Como poderiam ela e Daniel Nettle ter chegado a tão diferentes conclusões? Um dos motivos é que abordam o estudo de línguas a partir de perspectivas muito diferentes. À diferença de Johanna Nichols, Daniel Nettle é antropólogo por formação; preocupa-se basicamente com a maneira como as pessoas usam a língua para manter relações sociais, e como os fatores econômicos e ecológicos influenciam a distribuição e o número de línguas num continente específico. Linguistas como Johanna, porém, têm apenas um interesse secundário por essas questões, e veem as línguas como entidades em evolução, com uma dinâmica bastante independente de seu contexto social, econômico e ambiental.

Com todas essas afirmações contraditórias sobre colonização americana, os linguistas parecem estar no mesmo barco que os arqueólogos — incapazes de concordar uns com os outros até mesmo nos fatos mais básicos.
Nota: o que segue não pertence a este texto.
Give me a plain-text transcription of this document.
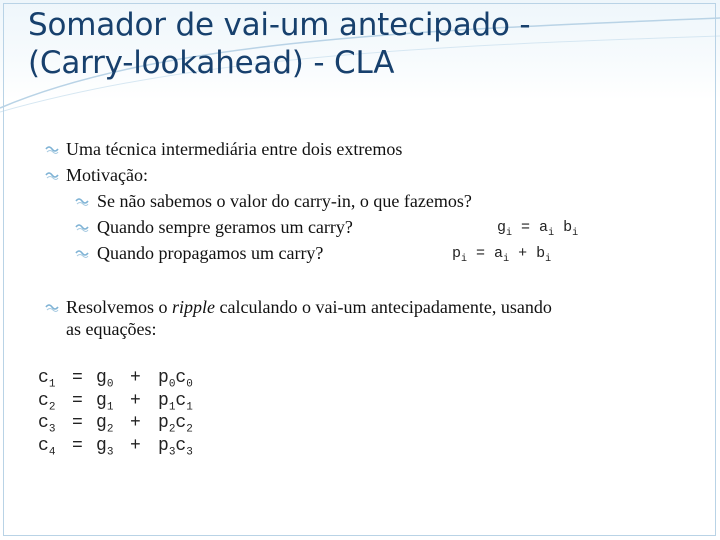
Somador de vai-um antecipado -
(Carry-lookahead) - CLA
Uma técnica intermediária entre dois extremos
Motivação:
Se não sabemos o valor do carry-in, o que fazemos?
Quando sempre geramos um carry?
Quando propagamos um carry?
$g_i = a_i$ $b_i$
$p_i = a_i + b_i$
Resolvemos o ripple calculando o vai-um antecipadamente, usando
as equações:
$c_1$	=	$g_0$	+	$p_0c_0$
$c_2$	=	$g_1$	+	$p_1c_1$
$c_3$	=	$g_2$	+	$p_2c_2$
$c_4$	=	$g_3$	+	$p_3c_3$
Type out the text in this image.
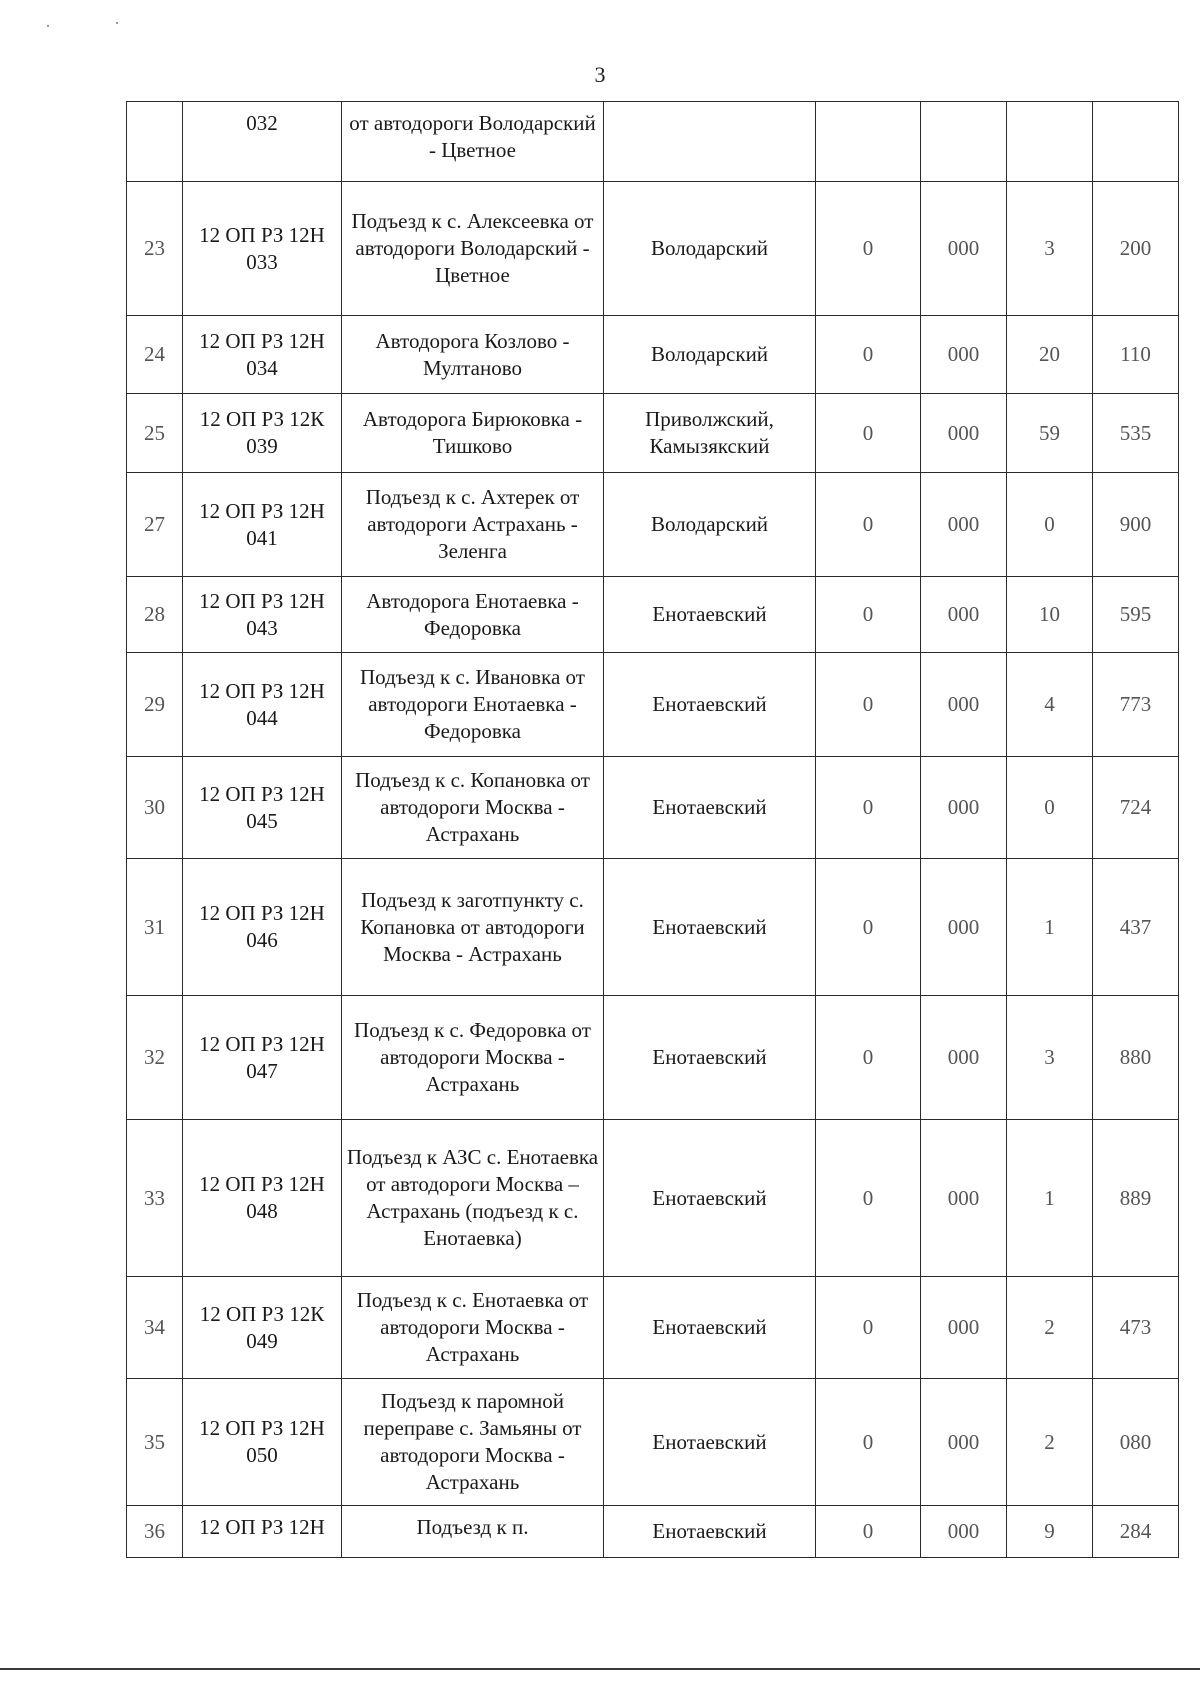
3
	032	от автодороги Володарский - Цветное					
23	12 ОП РЗ 12Н 033	Подъезд к с. Алексеевка от автодороги Володарский - Цветное	Володарский	0	000	3	200
24	12 ОП РЗ 12Н 034	Автодорога Козлово - Мултаново	Володарский	0	000	20	110
25	12 ОП РЗ 12К 039	Автодорога Бирюковка - Тишково	Приволжский, Камызякский	0	000	59	535
27	12 ОП РЗ 12Н 041	Подъезд к с. Ахтерек от автодороги Астрахань - Зеленга	Володарский	0	000	0	900
28	12 ОП РЗ 12Н 043	Автодорога Енотаевка - Федоровка	Енотаевский	0	000	10	595
29	12 ОП РЗ 12Н 044	Подъезд к с. Ивановка от автодороги Енотаевка - Федоровка	Енотаевский	0	000	4	773
30	12 ОП РЗ 12Н 045	Подъезд к с. Копановка от автодороги Москва - Астрахань	Енотаевский	0	000	0	724
31	12 ОП РЗ 12Н 046	Подъезд к заготпункту с. Копановка от автодороги Москва - Астрахань	Енотаевский	0	000	1	437
32	12 ОП РЗ 12Н 047	Подъезд к с. Федоровка от автодороги Москва - Астрахань	Енотаевский	0	000	3	880
33	12 ОП РЗ 12Н 048	Подъезд к АЗС с. Енотаевка от автодороги Москва – Астрахань (подъезд к с. Енотаевка)	Енотаевский	0	000	1	889
34	12 ОП РЗ 12К 049	Подъезд к с. Енотаевка от автодороги Москва - Астрахань	Енотаевский	0	000	2	473
35	12 ОП РЗ 12Н 050	Подъезд к паромной переправе с. Замьяны от автодороги Москва - Астрахань	Енотаевский	0	000	2	080
36	12 ОП РЗ 12Н	Подъезд к п.	Енотаевский	0	000	9	284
Aqueles entre nós que não têm especialização linguística são deixados num dilema sobre em quê acreditar. Minha tendência é mais para o método antropológico de Nettle e a conclusão meio deprimente de Goddard e Campbell: que a extensão de conhecimen t o confiável sobre a história linguística dos índios americanos, por ser tão incompleta, é compatível com uma ampla variedade de cenários para a povoação das Américas. Lá se vão os linguistas. Estão os geneticistas se saindo melhor?

Já vimos como os arqueólogos podem usar a genética de pessoas vivas ao examinarem se a disseminação da agricultura pela Europa surgiu da migração de camponeses com ancestralidade do oeste da Ásia ou a partir da adoção indígena da cultura neolítica. A mesma técnica de busca de padrões específicos de mutação genética, sobretudo no DNA mitocondrial, foi usada para determinar quando as pessoas chegaram pela primeira vez às Américas, e de onde vieram.